Iranians just elected an ultraconservative president who’s critical of the West, which could stall the return of much-needed Iranian crude oil to the world market.
Going into Iran’s election last week, talks between the government in Tehran and the Joe Biden administration were moving toward a deal to patch up their differences, revive the nuclear accord and let Iran export oil again.
But the newly elected president, Ebrahim Raisi, and his allies “are very skeptical of U.S. intentions,” said Sara Vakhshouri, who heads the consulting firm SVB Energy International.

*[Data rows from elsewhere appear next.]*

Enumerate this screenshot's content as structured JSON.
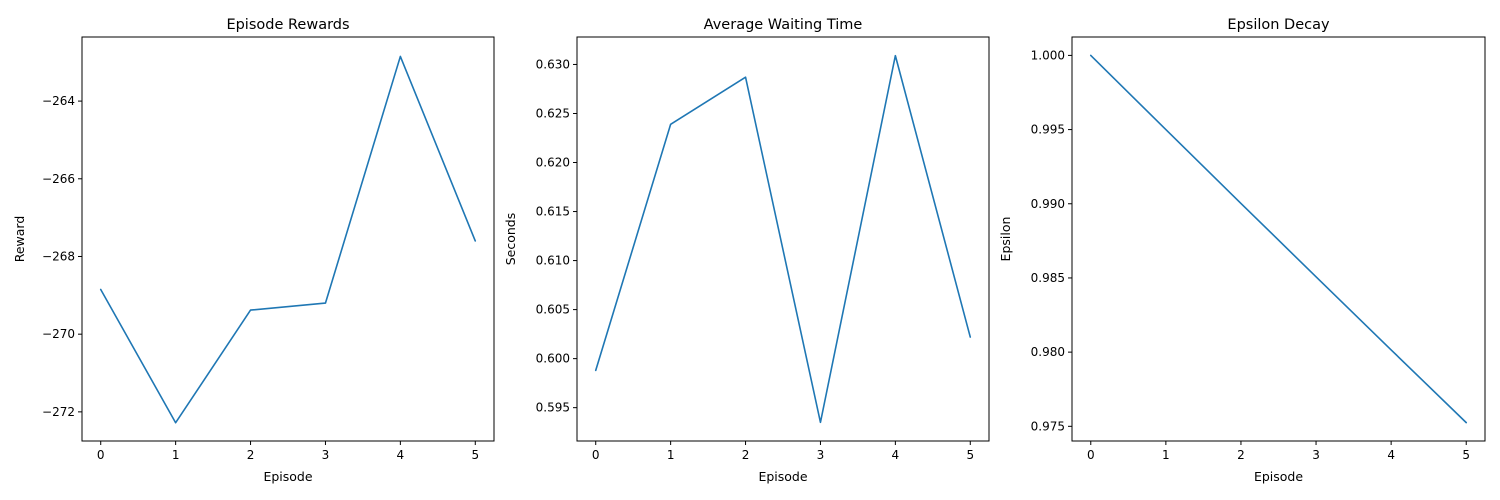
{
  "chart_data": [
    {
      "type": "line",
      "title": "Episode Rewards",
      "xlabel": "Episode",
      "ylabel": "Reward",
      "x": [
        0,
        1,
        2,
        3,
        4,
        5
      ],
      "series": [
        {
          "values": [
            -268.85,
            -272.28,
            -269.38,
            -269.2,
            -262.85,
            -267.6
          ],
          "color": "#1f77b4"
        }
      ],
      "xticks": [
        0,
        1,
        2,
        3,
        4,
        5
      ],
      "xtick_labels": [
        "0",
        "1",
        "2",
        "3",
        "4",
        "5"
      ],
      "yticks": [
        -272,
        -270,
        -268,
        -266,
        -264
      ],
      "ytick_labels": [
        "−272",
        "−270",
        "−268",
        "−266",
        "−264"
      ],
      "xlim": [
        -0.25,
        5.25
      ],
      "ylim": [
        -272.75,
        -262.35
      ],
      "grid": false,
      "legend": null
    },
    {
      "type": "line",
      "title": "Average Waiting Time",
      "xlabel": "Episode",
      "ylabel": "Seconds",
      "x": [
        0,
        1,
        2,
        3,
        4,
        5
      ],
      "series": [
        {
          "values": [
            0.5988,
            0.6239,
            0.6287,
            0.5935,
            0.6309,
            0.6022
          ],
          "color": "#1f77b4"
        }
      ],
      "xticks": [
        0,
        1,
        2,
        3,
        4,
        5
      ],
      "xtick_labels": [
        "0",
        "1",
        "2",
        "3",
        "4",
        "5"
      ],
      "yticks": [
        0.595,
        0.6,
        0.605,
        0.61,
        0.615,
        0.62,
        0.625,
        0.63
      ],
      "ytick_labels": [
        "0.595",
        "0.600",
        "0.605",
        "0.610",
        "0.615",
        "0.620",
        "0.625",
        "0.630"
      ],
      "xlim": [
        -0.25,
        5.25
      ],
      "ylim": [
        0.5916,
        0.6328
      ],
      "grid": false,
      "legend": null
    },
    {
      "type": "line",
      "title": "Epsilon Decay",
      "xlabel": "Episode",
      "ylabel": "Epsilon",
      "x": [
        0,
        1,
        2,
        3,
        4,
        5
      ],
      "series": [
        {
          "values": [
            1.0,
            0.995,
            0.990025,
            0.985075,
            0.98015,
            0.975249
          ],
          "color": "#1f77b4"
        }
      ],
      "xticks": [
        0,
        1,
        2,
        3,
        4,
        5
      ],
      "xtick_labels": [
        "0",
        "1",
        "2",
        "3",
        "4",
        "5"
      ],
      "yticks": [
        0.975,
        0.98,
        0.985,
        0.99,
        0.995,
        1.0
      ],
      "ytick_labels": [
        "0.975",
        "0.980",
        "0.985",
        "0.990",
        "0.995",
        "1.000"
      ],
      "xlim": [
        -0.25,
        5.25
      ],
      "ylim": [
        0.97401,
        1.00124
      ],
      "grid": false,
      "legend": null
    }
  ]
}
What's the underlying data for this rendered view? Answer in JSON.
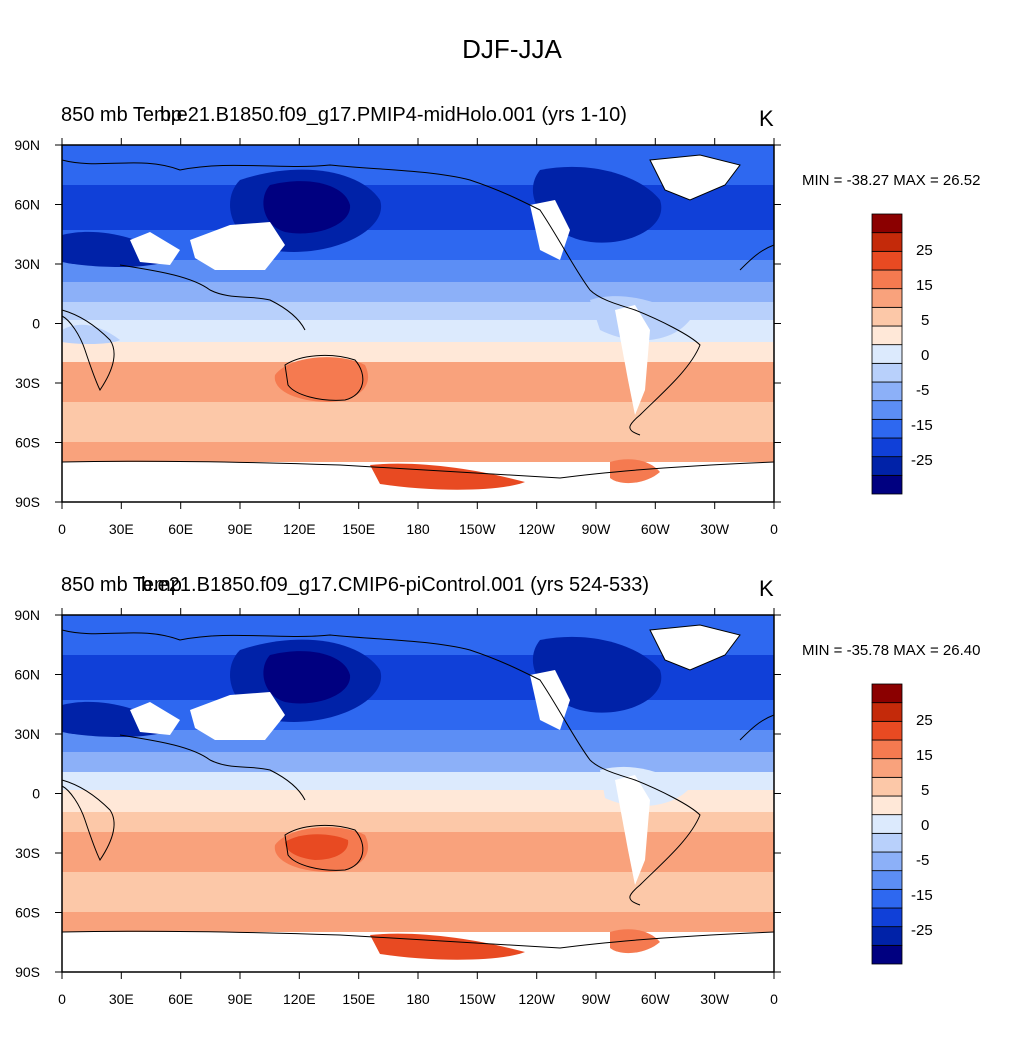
{
  "main_title": "DJF-JJA",
  "legend_labels": [
    "25",
    "15",
    "5",
    "0",
    "-5",
    "-15",
    "-25"
  ],
  "colorbar_colors": [
    "#000080",
    "#0022a8",
    "#1040d8",
    "#2e68f0",
    "#5c8ef5",
    "#8cb0f8",
    "#b8d0fb",
    "#dceafd",
    "#ffe8d8",
    "#fcc8a8",
    "#f9a27c",
    "#f57a50",
    "#e84a22",
    "#c42a0a",
    "#8b0000"
  ],
  "axes": {
    "lat_labels": [
      "90N",
      "60N",
      "30N",
      "0",
      "30S",
      "60S",
      "90S"
    ],
    "lon_labels": [
      "0",
      "30E",
      "60E",
      "90E",
      "120E",
      "150E",
      "180",
      "150W",
      "120W",
      "90W",
      "60W",
      "30W",
      "0"
    ]
  },
  "panels": [
    {
      "left_title": "850 mb Temp",
      "center_title": "b.e21.B1850.f09_g17.PMIP4-midHolo.001 (yrs 1-10)",
      "units": "K",
      "minmax": "MIN = -38.27 MAX =  26.52",
      "min": -38.27,
      "max": 26.52
    },
    {
      "left_title": "850 mb Temp",
      "center_title": "b.e21.B1850.f09_g17.CMIP6-piControl.001 (yrs 524-533)",
      "units": "K",
      "minmax": "MIN = -35.78 MAX =  26.40",
      "min": -35.78,
      "max": 26.4
    }
  ]
}
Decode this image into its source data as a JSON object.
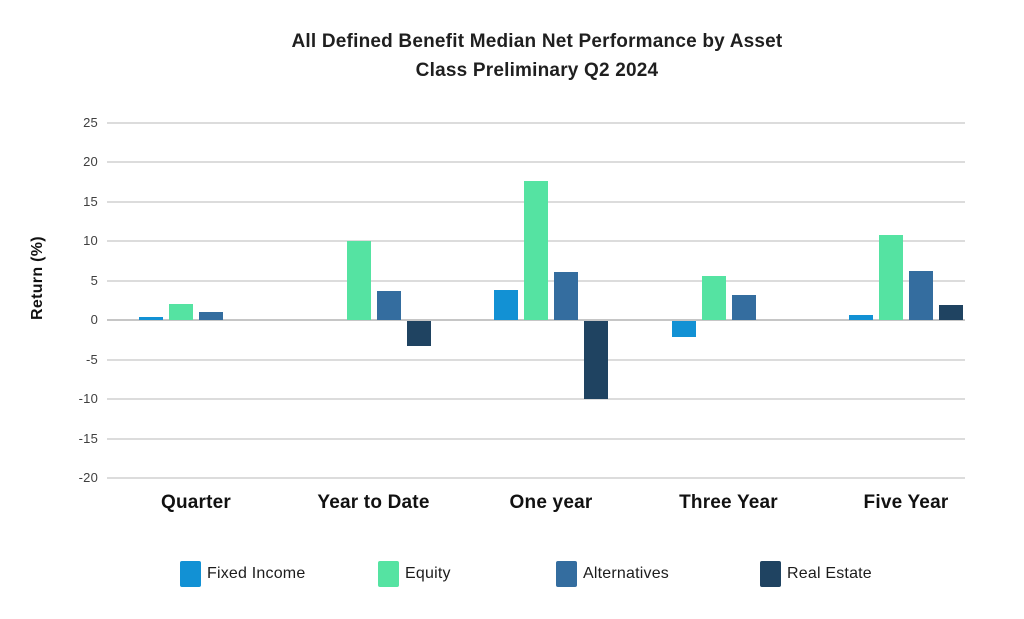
{
  "title": {
    "line1": "All Defined Benefit Median Net Performance by Asset",
    "line2": "Class Preliminary Q2 2024"
  },
  "chart_data": {
    "type": "bar",
    "title": "All Defined Benefit Median Net Performance by Asset Class Preliminary Q2 2024",
    "ylabel": "Return (%)",
    "xlabel": "",
    "categories": [
      "Quarter",
      "Year to Date",
      "One year",
      "Three Year",
      "Five Year"
    ],
    "series": [
      {
        "name": "Fixed Income",
        "color": "#1291d4",
        "values": [
          0.4,
          0,
          3.8,
          -2,
          0.7
        ]
      },
      {
        "name": "Equity",
        "color": "#55e3a2",
        "values": [
          2.1,
          10.1,
          17.7,
          5.6,
          10.8
        ]
      },
      {
        "name": "Alternatives",
        "color": "#346d9f",
        "values": [
          1.0,
          3.7,
          6.1,
          3.2,
          6.3
        ]
      },
      {
        "name": "Real Estate",
        "color": "#1f4361",
        "values": [
          0,
          -3.1,
          -9.8,
          0,
          1.9
        ]
      }
    ],
    "ylim": [
      -20,
      25
    ],
    "ytick_step": 5,
    "yticks": [
      25,
      20,
      15,
      10,
      5,
      0,
      -5,
      -10,
      -15,
      -20
    ],
    "grid": true,
    "legend_position": "bottom",
    "colors": {
      "background": "#ffffff",
      "gridline": "#dcdcdc",
      "zero_line": "#c6c6c6",
      "title_text": "#1f1f1f",
      "axis_tick_text": "#3f3f3f",
      "category_text": "#111111",
      "legend_text": "#1c1c1c"
    }
  }
}
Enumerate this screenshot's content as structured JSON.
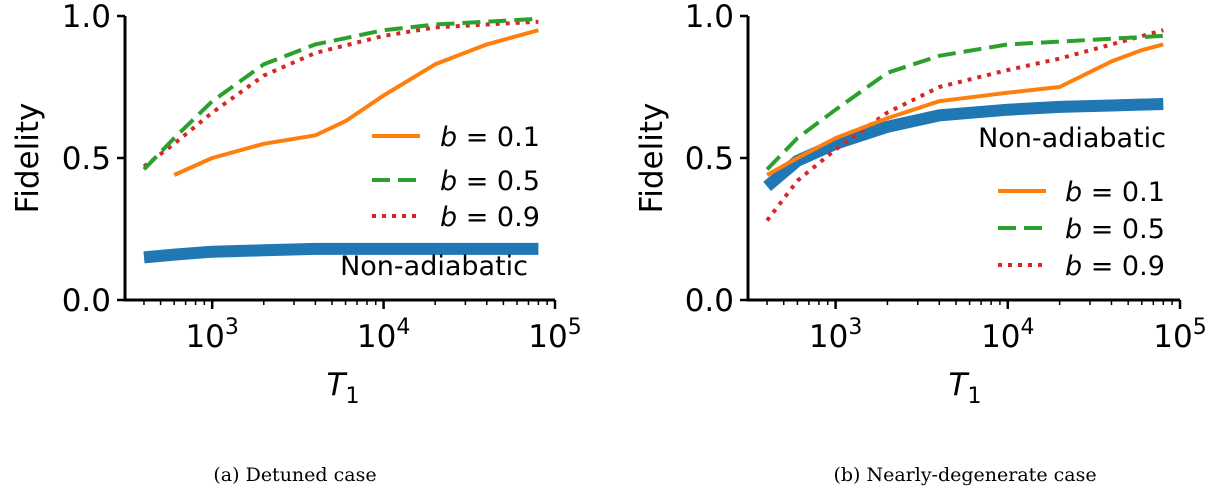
{
  "chart_data": [
    {
      "type": "line",
      "caption": "(a) Detuned case",
      "xlabel": "T",
      "xlabel_sub": "1",
      "ylabel": "Fidelity",
      "xscale": "log",
      "xlim": [
        310,
        100000
      ],
      "ylim": [
        0,
        1
      ],
      "yticks": [
        "0.0",
        "0.5",
        "1.0"
      ],
      "xticks": [
        {
          "value": 1000,
          "base": "10",
          "exp": "3"
        },
        {
          "value": 10000,
          "base": "10",
          "exp": "4"
        },
        {
          "value": 100000,
          "base": "10",
          "exp": "5"
        }
      ],
      "legend_position": "center-right",
      "annotation": "Non-adiabatic",
      "series": [
        {
          "name": "b = 0.1",
          "legend_var": "b",
          "legend_rest": " = 0.1",
          "color": "#ff7f0e",
          "style": "solid",
          "width": 4,
          "x": [
            600,
            1000,
            2000,
            4000,
            6000,
            10000,
            20000,
            40000,
            80000
          ],
          "y": [
            0.44,
            0.5,
            0.55,
            0.58,
            0.63,
            0.72,
            0.83,
            0.9,
            0.95
          ]
        },
        {
          "name": "b = 0.5",
          "legend_var": "b",
          "legend_rest": " = 0.5",
          "color": "#2ca02c",
          "style": "dashed",
          "width": 4,
          "x": [
            400,
            600,
            1000,
            2000,
            4000,
            10000,
            20000,
            40000,
            80000
          ],
          "y": [
            0.46,
            0.57,
            0.7,
            0.83,
            0.9,
            0.95,
            0.97,
            0.98,
            0.99
          ]
        },
        {
          "name": "b = 0.9",
          "legend_var": "b",
          "legend_rest": " = 0.9",
          "color": "#d62728",
          "style": "dotted",
          "width": 4,
          "x": [
            400,
            600,
            1000,
            2000,
            4000,
            10000,
            20000,
            40000,
            80000
          ],
          "y": [
            0.47,
            0.55,
            0.66,
            0.79,
            0.87,
            0.93,
            0.96,
            0.97,
            0.98
          ]
        },
        {
          "name": "Non-adiabatic",
          "legend": false,
          "color": "#1f77b4",
          "style": "solid",
          "width": 12,
          "x": [
            400,
            600,
            1000,
            2000,
            4000,
            10000,
            20000,
            40000,
            80000
          ],
          "y": [
            0.15,
            0.16,
            0.17,
            0.175,
            0.18,
            0.18,
            0.18,
            0.18,
            0.18
          ]
        }
      ]
    },
    {
      "type": "line",
      "caption": "(b) Nearly-degenerate case",
      "xlabel": "T",
      "xlabel_sub": "1",
      "ylabel": "Fidelity",
      "xscale": "log",
      "xlim": [
        310,
        100000
      ],
      "ylim": [
        0,
        1
      ],
      "yticks": [
        "0.0",
        "0.5",
        "1.0"
      ],
      "xticks": [
        {
          "value": 1000,
          "base": "10",
          "exp": "3"
        },
        {
          "value": 10000,
          "base": "10",
          "exp": "4"
        },
        {
          "value": 100000,
          "base": "10",
          "exp": "5"
        }
      ],
      "legend_position": "lower-right",
      "annotation": "Non-adiabatic",
      "series": [
        {
          "name": "b = 0.1",
          "legend_var": "b",
          "legend_rest": " = 0.1",
          "color": "#ff7f0e",
          "style": "solid",
          "width": 4,
          "x": [
            400,
            600,
            1000,
            2000,
            4000,
            10000,
            20000,
            40000,
            60000,
            80000
          ],
          "y": [
            0.44,
            0.5,
            0.57,
            0.64,
            0.7,
            0.73,
            0.75,
            0.84,
            0.88,
            0.9
          ]
        },
        {
          "name": "b = 0.5",
          "legend_var": "b",
          "legend_rest": " = 0.5",
          "color": "#2ca02c",
          "style": "dashed",
          "width": 4,
          "x": [
            400,
            600,
            1000,
            2000,
            4000,
            10000,
            20000,
            40000,
            80000
          ],
          "y": [
            0.46,
            0.57,
            0.67,
            0.8,
            0.86,
            0.9,
            0.91,
            0.92,
            0.93
          ]
        },
        {
          "name": "b = 0.9",
          "legend_var": "b",
          "legend_rest": " = 0.9",
          "color": "#d62728",
          "style": "dotted",
          "width": 4,
          "x": [
            400,
            600,
            1000,
            2000,
            4000,
            10000,
            20000,
            40000,
            80000
          ],
          "y": [
            0.28,
            0.42,
            0.53,
            0.66,
            0.75,
            0.81,
            0.85,
            0.9,
            0.95
          ]
        },
        {
          "name": "Non-adiabatic",
          "legend": false,
          "color": "#1f77b4",
          "style": "solid",
          "width": 12,
          "x": [
            400,
            600,
            1000,
            2000,
            4000,
            10000,
            20000,
            40000,
            80000
          ],
          "y": [
            0.4,
            0.49,
            0.55,
            0.61,
            0.65,
            0.67,
            0.68,
            0.685,
            0.69
          ]
        }
      ]
    }
  ]
}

Since Friday’s election, the price of crude has risen $3 to about $75 a barrel.
“Traders are having lower expectations for Iran oil,” Vakhshouri said.
Meanwhile, Russia and members of the Organization of the Petroleum Exporting Countries are keeping supplies tight as international demand is red-hot.
Consumer mobility is rebounding as the global economy reopens, Rystad Energy analyst Christopher Page said.
“Driving, flying and starting to go back to the office,” Page said. “That combination will lead to a pretty robust recovery in the United States and in Europe and in other markets of the world.”
Now, it being the oil market, there is always debate. Some think Iran — specifically, the country’s supreme leader, Ayatollah Ali Khamenei — still wants a deal, said Helima Croft at RBC Capital Markets.
“I think he’s very desperate for sanctions relief. I mean, these are very, very tough sanctions, after the U.S. withdrew from the [nuclear] agreement in 2018 under the Trump administration,” she said.
Whether Iran’s oil returns to the world — and when — is a “wild card” in energy markets, according to Tom Kloza at the Oil Price Information Service.
But as best he can tell, the price of crude will continue to rise, much like other commodities, including copper and grains.
“It’s looking more and more likely that the third quarter of this year is gonna see some spectacular appreciation in crude oil prices,” Kloza said.
He thinks that this fall, drivers could pay the highest gasoline prices in nine years.